‘Send us your sister photos,’ the advertisement read for my church’s sister tea. I have three sisters; one in Arizona and two in Utah. All are half sisters. I didn’t grow up with the two in Utah. The one in Arizona is 11 years younger and circumstances gave us a fragmented relationship. My family relationships were dysfunctional. I felt like the runt being pushed out of the pack. It was only years later that others confirmed I wasn’t imagining it. My birth father had his family unaware of my location. My mom had her family.
The sister tea unintentionally caused discomfort. I couldn’t relate to any of their shared memories. A paranoid part of me wondered if anyone watched my face to record the mingling of joy and sorrow I felt that day or if those who have so diligently prayed for my plight looked on at me in concern.
Yes, I have sisters. I was robbed of growing up with two of them, and robbed of a relationship with another.
Yes, it’s painful. I also have sister’s in Christ. They have filled that void with their prayers, love and encouragement. The girl time I have craved I have enjoyed with them. Without those women in my life this runt would have wallowed longer in unforgiveness, fear, and anger; the emotions that come with learning the truth about your past and about yourself. God gave me new sisters, brothers, parents, grandparents, uncles, etc through my Christian church family. Those relationships were only possible because God taught me how to love anew and not in the way that I was taught to love, but the way He says in the Bible to love. It’s a lesson I am learning every day to love as He loves and to see people as He sees people. People will always let me down, disappoint me, and crush my heart. My Heavenly Father will never leave nor disappoint me.
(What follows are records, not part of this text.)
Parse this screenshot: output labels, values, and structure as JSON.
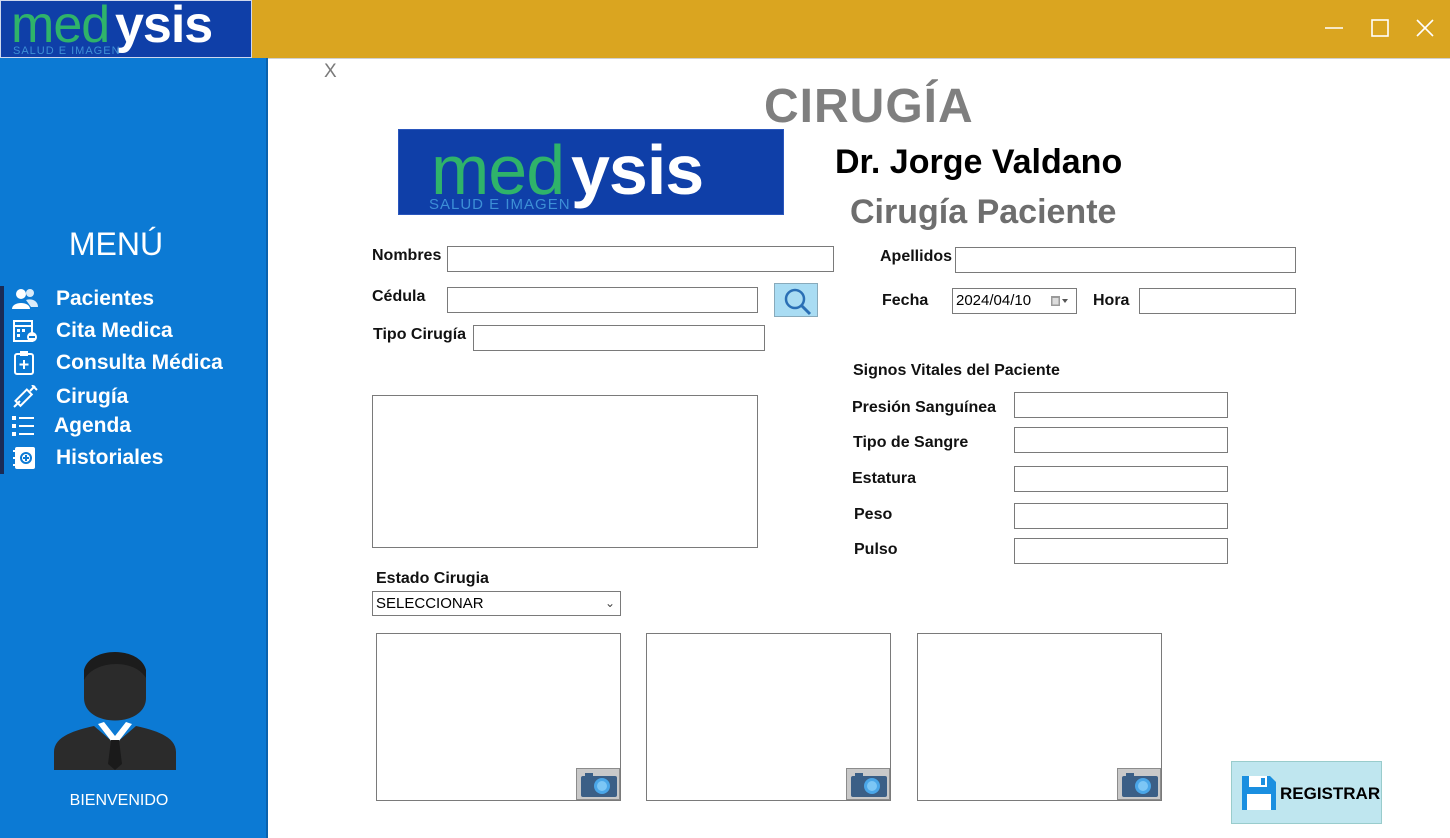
{
  "app": {
    "logo": {
      "word_a": "med",
      "word_b": "ysis",
      "tagline": "SALUD E IMAGEN"
    },
    "window_controls": {
      "minimize": "—",
      "maximize": "☐",
      "close": "✕"
    }
  },
  "colors": {
    "titlebar": "#daa520",
    "sidebar": "#0c7ad4",
    "logo_bg": "#0f3fa8",
    "logo_green": "#2fb36a"
  },
  "sidebar": {
    "title": "MENÚ",
    "items": [
      {
        "label": "Pacientes",
        "icon": "users-icon"
      },
      {
        "label": "Cita Medica",
        "icon": "calendar-icon"
      },
      {
        "label": "Consulta Médica",
        "icon": "clipboard-plus-icon"
      },
      {
        "label": "Cirugía",
        "icon": "syringe-icon"
      },
      {
        "label": "Agenda",
        "icon": "list-icon"
      },
      {
        "label": "Historiales",
        "icon": "notebook-plus-icon"
      }
    ],
    "welcome": "BIENVENIDO"
  },
  "main": {
    "close": "X",
    "title": "CIRUGÍA",
    "doctor": "Dr. Jorge Valdano",
    "subtitle": "Cirugía Paciente",
    "form": {
      "nombres_label": "Nombres",
      "nombres_value": "",
      "apellidos_label": "Apellidos",
      "apellidos_value": "",
      "cedula_label": "Cédula",
      "cedula_value": "",
      "fecha_label": "Fecha",
      "fecha_value": "2024/04/10",
      "hora_label": "Hora",
      "hora_value": "",
      "tipo_label": "Tipo Cirugía",
      "tipo_value": "",
      "estado_label": "Estado Cirugia",
      "estado_value": "SELECCIONAR"
    },
    "vitals": {
      "title": "Signos Vitales del Paciente",
      "presion_label": "Presión Sanguínea",
      "tipo_sangre_label": "Tipo de Sangre",
      "estatura_label": "Estatura",
      "peso_label": "Peso",
      "pulso_label": "Pulso"
    },
    "register_label": "REGISTRAR"
  }
}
I squirmed that day as I smiled, sipped tea and nibbled on tiny sandwiches. Susie told a beautiful story mixed with personal accounts and humorous anecdotes. My heart wept at what I had never experienced growing up. I drove home focusing on un-burying any forgotten belly laughs and timeless moments of shared sisterhood with my Arizona sister. I came up empty-handed. We both worked and played in fear of making my mom angry. Too consumed in our own thoughts and fears we didn’t allow a relationship to develop. We didn’t trust each other and the age difference didn’t help either. Those handicaps made for a fragmented and dysfunctional relationship with zero communication.
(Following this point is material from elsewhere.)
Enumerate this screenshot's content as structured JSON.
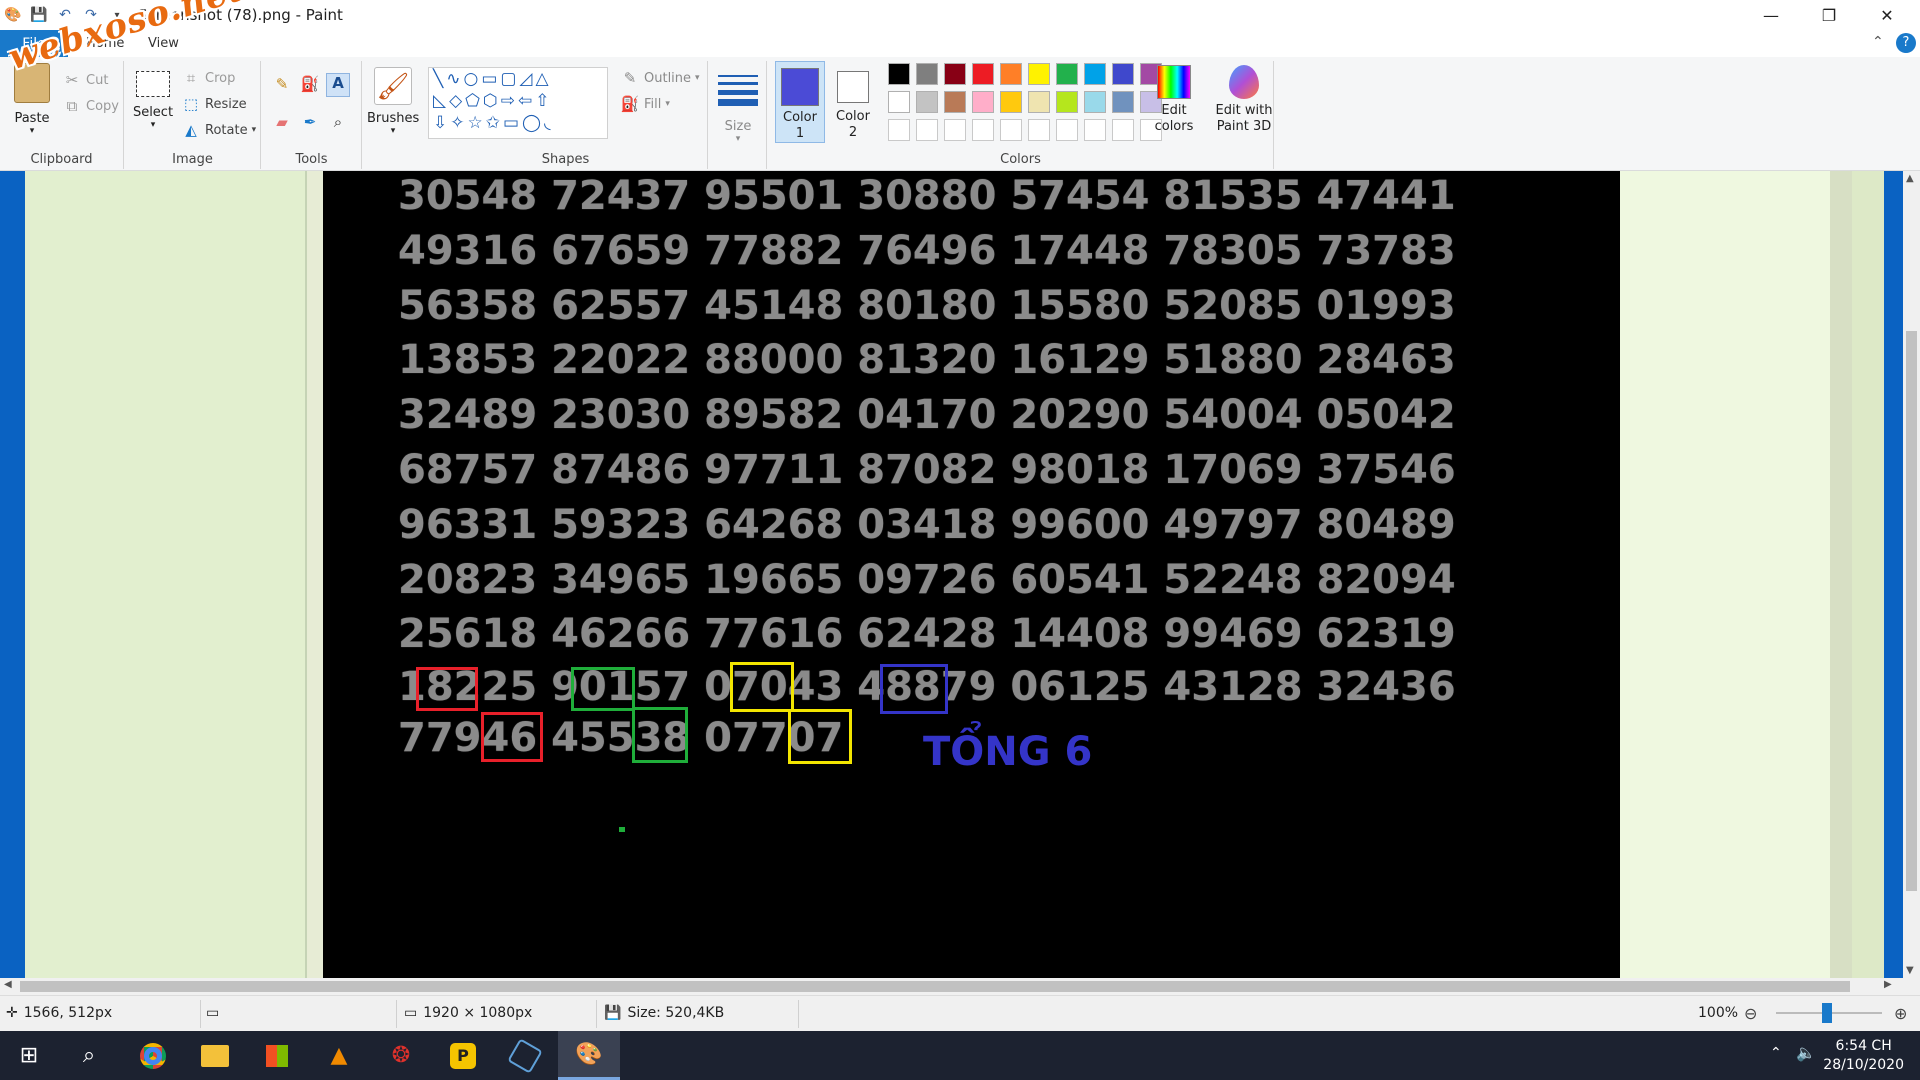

As I sit here typing out my thoughts from the tea I don’t feel the heart crushing grief I felt when they, then I, walked away or the disillusionment. I feel pity and love. God has taught me to love and pray for them every day. I found my two other half-sisters in 2008. The break from my family allowed me the freedom to find them and my dad. We met in person in October, 2008 in St. George, Utah. Among the mists of the cliffs of Zion National Monument, my sister moments began to form as we tried to rebuild what was lost. I met a new sister during the tea, too. A writer friend that I felt an immediate kinship with, and I think that was a God moment. He was saying, “Don’t grieve. You have countless sisters out there in your new family.”